Kehati-hatian Ulama Terdahulu dalam Berfatwa

 
Kehati-hatian Ulama Terdahulu dalam Berfatwa
Sumber Gambar: Dok. Laduni.ID (ist)

Laduni.ID, Jakarta – Suatu kali, serombongan orang Kanada, murid-murid Sayyid Muhammad bin ‘Alawy Al Maliki Al Hasany r.a, sowan ke Rushaifah, Makkah. Mereka mewadulkan musykilah tentang zakat fitrah. Bagi Mazhab Maliki, zakat fitrah harus diberikan berupa “quutul bilaad”, bahan makanan pokok setempat, tidak sah jika diterimakan dalam bentuk uang tunai. Makanan pokok warga Kanada adalah roti dari gandum, dan hal itu menjadi jalan buntu.

Di Kanada, biaya hidup termahal adalah perumahan. Barang siapa punya rumah (baik milik sendiri ataupun sewa) pasti cukup kaya dan tidak termasuk mustahiq (berhak menerima) zakat.

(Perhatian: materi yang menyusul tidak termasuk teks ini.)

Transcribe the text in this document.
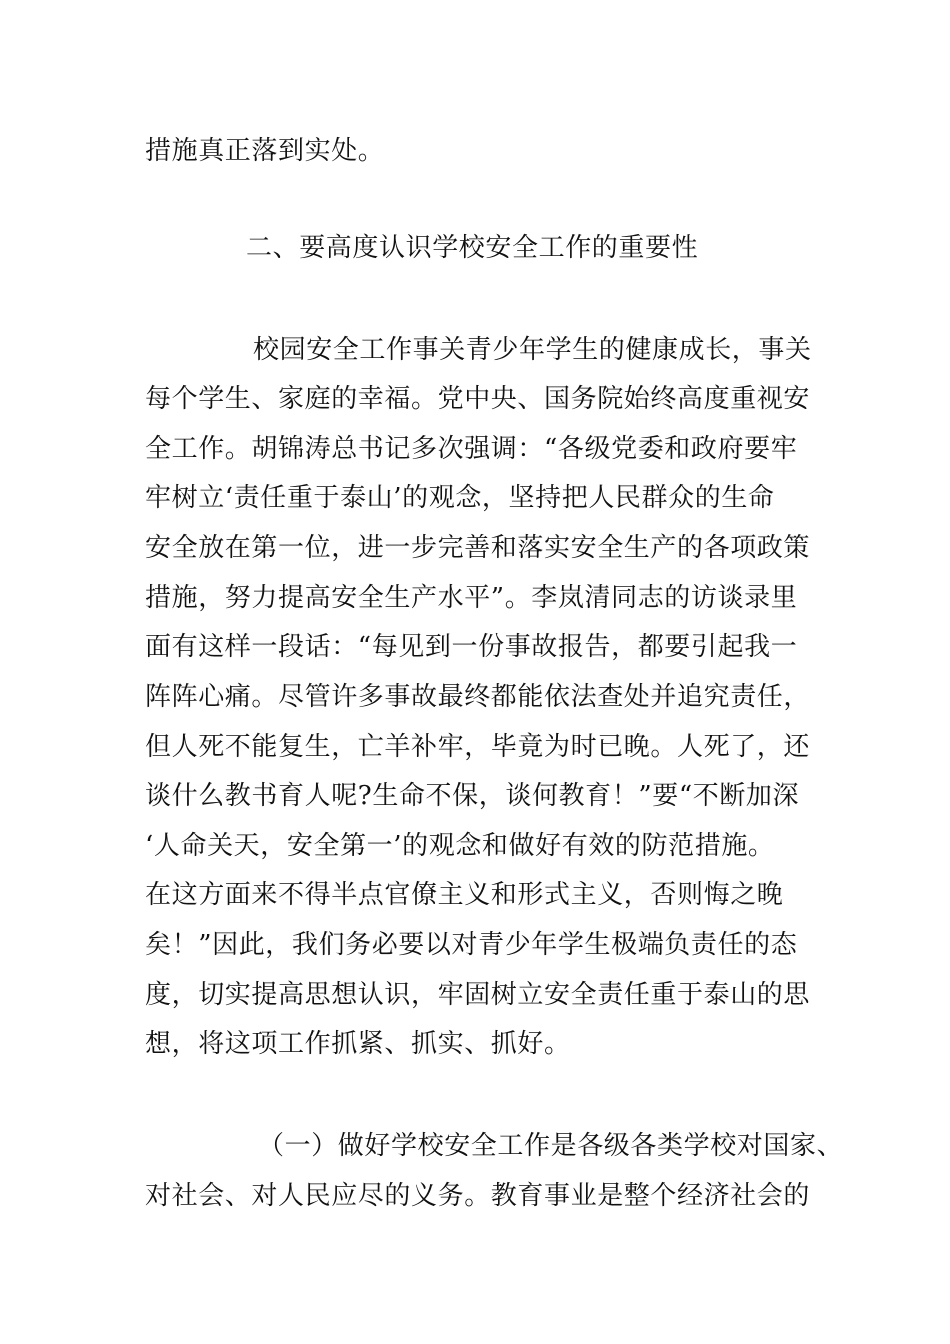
措施真正落到实处。
二、要高度认识学校安全工作的重要性
校园安全工作事关青少年学生的健康成长，事关
每个学生、家庭的幸福。党中央、国务院始终高度重视安
全工作。胡锦涛总书记多次强调：“各级党委和政府要牢
牢树立‘责任重于泰山’的观念，坚持把人民群众的生命
安全放在第一位，进一步完善和落实安全生产的各项政策
措施，努力提高安全生产水平”。李岚清同志的访谈录里
面有这样一段话：“每见到一份事故报告，都要引起我一
阵阵心痛。尽管许多事故最终都能依法查处并追究责任，
但人死不能复生，亡羊补牢，毕竟为时已晚。人死了，还
谈什么教书育人呢?生命不保，谈何教育！”要“不断加深
‘人命关天，安全第一’的观念和做好有效的防范措施。
在这方面来不得半点官僚主义和形式主义，否则悔之晚
矣！”因此，我们务必要以对青少年学生极端负责任的态
度，切实提高思想认识，牢固树立安全责任重于泰山的思
想，将这项工作抓紧、抓实、抓好。
（一）做好学校安全工作是各级各类学校对国家、
对社会、对人民应尽的义务。教育事业是整个经济社会的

Di pihak lain, fakir-miskin pasti tak punya rumah; berarti juga tak punya peralatan yang diperlukan untuk mengolah gandum menjadi roti. Kalau mereka menerima gandum 3 kilo, terus mau diapakan? Dijual pun, siapa mau beli?

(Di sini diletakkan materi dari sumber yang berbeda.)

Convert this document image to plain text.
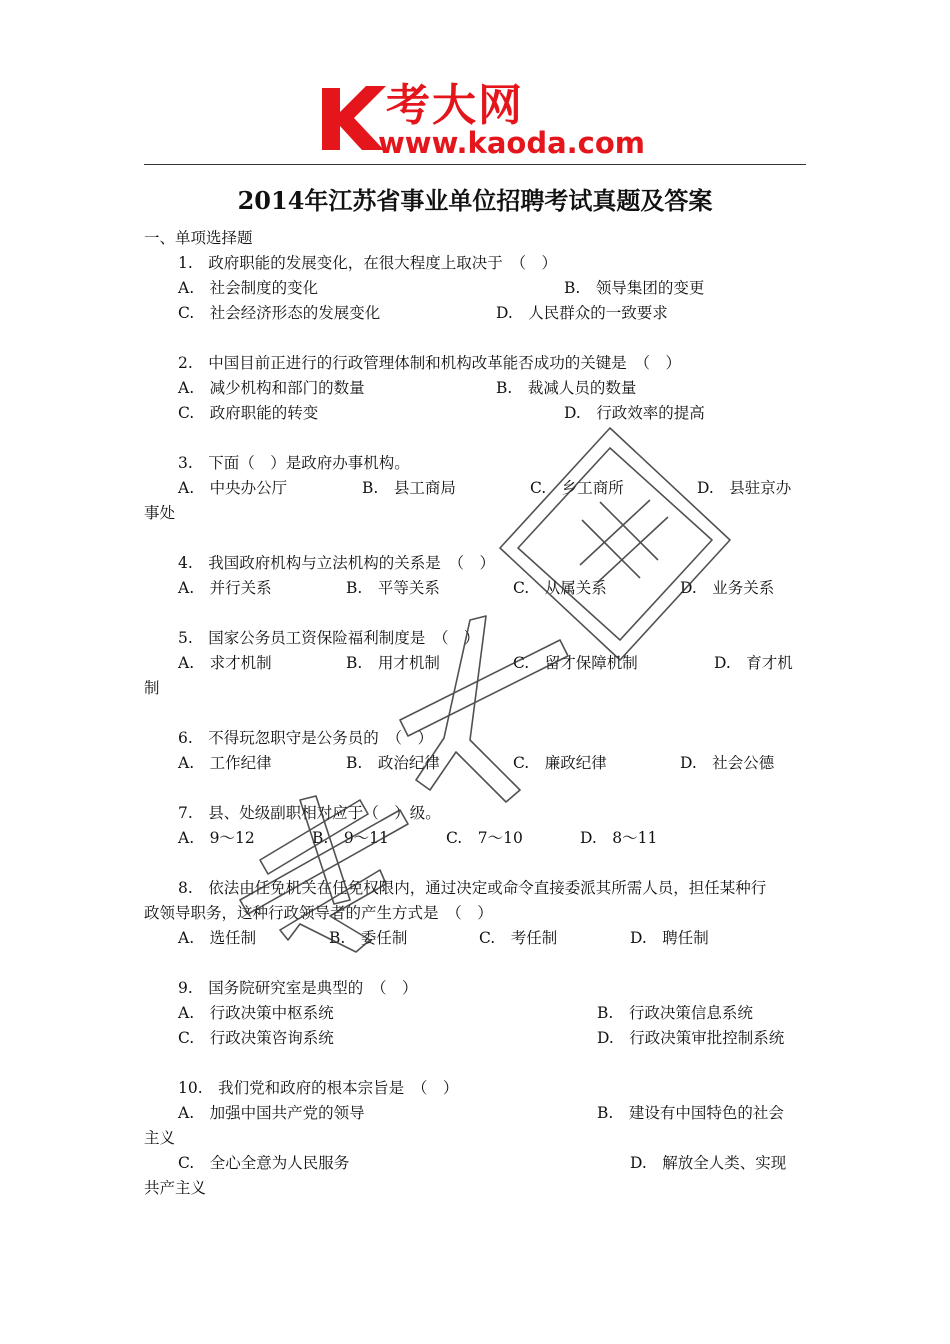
考大网
www.kaoda.com
2014年江苏省事业单位招聘考试真题及答案
一、单项选择题
1.　政府职能的发展变化，在很大程度上取决于　（　）
A.　社会制度的变化	B.　领导集团的变更
C.　社会经济形态的发展变化	D.　人民群众的一致要求
2.　中国目前正进行的行政管理体制和机构改革能否成功的关键是　（　）
A.　减少机构和部门的数量	B.　裁减人员的数量
C.　政府职能的转变	D.　行政效率的提高
3.　下面（　）是政府办事机构。
A.　中央办公厅	B.　县工商局	C.　乡工商所	D.　县驻京办
事处
4.　我国政府机构与立法机构的关系是　（　）
A.　并行关系	B.　平等关系	C.　从属关系	D.　业务关系
5.　国家公务员工资保险福利制度是　（　）
A.　求才机制	B.　用才机制	C.　留才保障机制	D.　育才机
制
6.　不得玩忽职守是公务员的　（　）
A.　工作纪律	B.　政治纪律	C.　廉政纪律	D.　社会公德
7.　县、处级副职相对应于（　）级。
A.　9～12	B.　9～11	C.　7～10	D.　8～11
8.　依法由任免机关在任免权限内，通过决定或命令直接委派其所需人员，担任某种行
政领导职务，这种行政领导者的产生方式是　（　）
A.　选任制	B.　委任制	C.　考任制	D.　聘任制
9.　国务院研究室是典型的　（　）
A.　行政决策中枢系统	B.　行政决策信息系统
C.　行政决策咨询系统	D.　行政决策审批控制系统
10.　我们党和政府的根本宗旨是　（　）
A.　加强中国共产党的领导	B.　建设有中国特色的社会
主义
C.　全心全意为人民服务	D.　解放全人类、实现
共产主义
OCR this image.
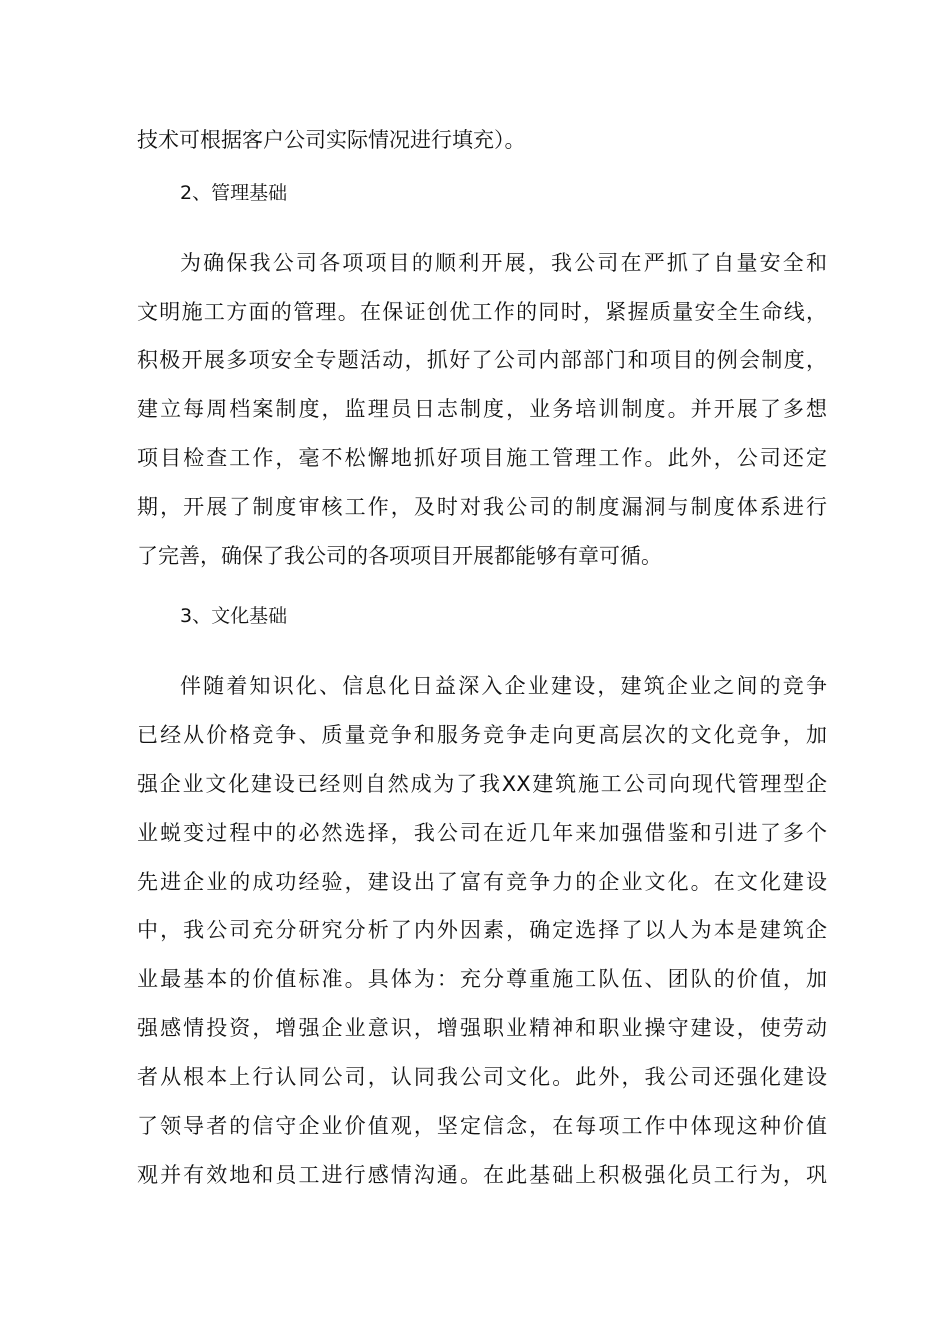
技术可根据客户公司实际情况进行填充）。
2、管理基础
为确保我公司各项项目的顺利开展，我公司在严抓了自量安全和
文明施工方面的管理。在保证创优工作的同时，紧握质量安全生命线，
积极开展多项安全专题活动，抓好了公司内部部门和项目的例会制度，
建立每周档案制度，监理员日志制度，业务培训制度。并开展了多想
项目检查工作，毫不松懈地抓好项目施工管理工作。此外，公司还定
期，开展了制度审核工作，及时对我公司的制度漏洞与制度体系进行
了完善，确保了我公司的各项项目开展都能够有章可循。
3、文化基础
伴随着知识化、信息化日益深入企业建设，建筑企业之间的竞争
已经从价格竞争、质量竞争和服务竞争走向更高层次的文化竞争，加
强企业文化建设已经则自然成为了我XX建筑施工公司向现代管理型企
业蜕变过程中的必然选择，我公司在近几年来加强借鉴和引进了多个
先进企业的成功经验，建设出了富有竞争力的企业文化。在文化建设
中，我公司充分研究分析了内外因素，确定选择了以人为本是建筑企
业最基本的价值标准。具体为：充分尊重施工队伍、团队的价值，加
强感情投资，增强企业意识，增强职业精神和职业操守建设，使劳动
者从根本上行认同公司，认同我公司文化。此外，我公司还强化建设
了领导者的信守企业价值观，坚定信念，在每项工作中体现这种价值
观并有效地和员工进行感情沟通。在此基础上积极强化员工行为，巩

Alih-alih langsung menjawab pertanyaan muridnya, Sayyid Muhammad mengarahkan mereka agar datang meminta fatwa kepada Syaikh Ishaq Azzuz, seorang Mufti Mazhab Hanafi, yang membolehkan zakat fitrah dengan uang tunai. Sayyid Muhammad memegang teguh adab dan maqom. Walaupun beliau memiliki pengetahuan sempurna tentang semua madzhab, termasuk Hanafi, beliau adalah mufti Mazhab Maliki. Maka beliau menahan diri dari berfatwa dengan qaul Hanafi, yang menjadi hak mufti Mazhab Hanafi.

‘Alaa kulli haal, perbedaan pendapat Maliki-Hanafi dalam hal zakat fitrah menyediakan kelonggaran bagi warga Kanada dalam melaksanakan kewajiban ibadah itu.

Kiai Bisri Mustofa dan adiknya, Kiai Misbah Mustofa, lahir dari rahim yang sama, Simbah Aminah Zayyadi; berguru kepada orang sama, Kiai Kholil Harun; mereka mondok dan ngaji bersama-sama, belajar kitab-kitab yang sama, yaitu Alfiyah Ibnu Malik dan Fathul Mu’in. Tapi di kemudian hari, mereka tidak pernah satu kata dalam pendapat fikih apa pun.

Kiai Bisri menghalalkan KB, Kiai Misbah mengharamkannya. Kiai Bisri tak suka santri melakoni tirakat yang berat-berat, adiknya menganjurkannya. Kiai Misbah mengharamkan bank, kakaknya menghalalkannya. Kiai Misbah berat, Kiai Bisri enteng.

Kiai Misbah konsisten dengan pandangannya, sehingga tak mau pergi haji lewat pemerintah, yang berarti juga harus menggunakan jasa bank. Beliau nekad menempuh jalan sulit dan berliku-liku untuk mendapatkan visa dan transportasi “Haji Swasta” bersama istrinya. Di pihak lain, Kiai Bisri mendirikan “Yayasan Mu’awanah Lil Muslimin” (Ya Mu’alim) yang lantas membuka layanan “Bank Haji” – belakangan terpaksa tutup karena kebijakan Pemerintah Soeharto menerapkan sentralisasi layanan haji oleh pemerintah saja.

Pandangan Kiai Bisri tentang halalnya bank tergolong kontroversial pada masa itu. Tidak sedikit yang mempertanyakan dan menggugatnya.

“Kata Mbah Fulan, orang yang berhubungan dengan bank itu besok kalau mati jadi jerangkong?” seorang santri bertanya.

Toh Kiai Bisri enteng saja, “Jadi jerangkong ya biar! Wong sudah mati saja. Yang bakalan pusing kan yang masih hidup!”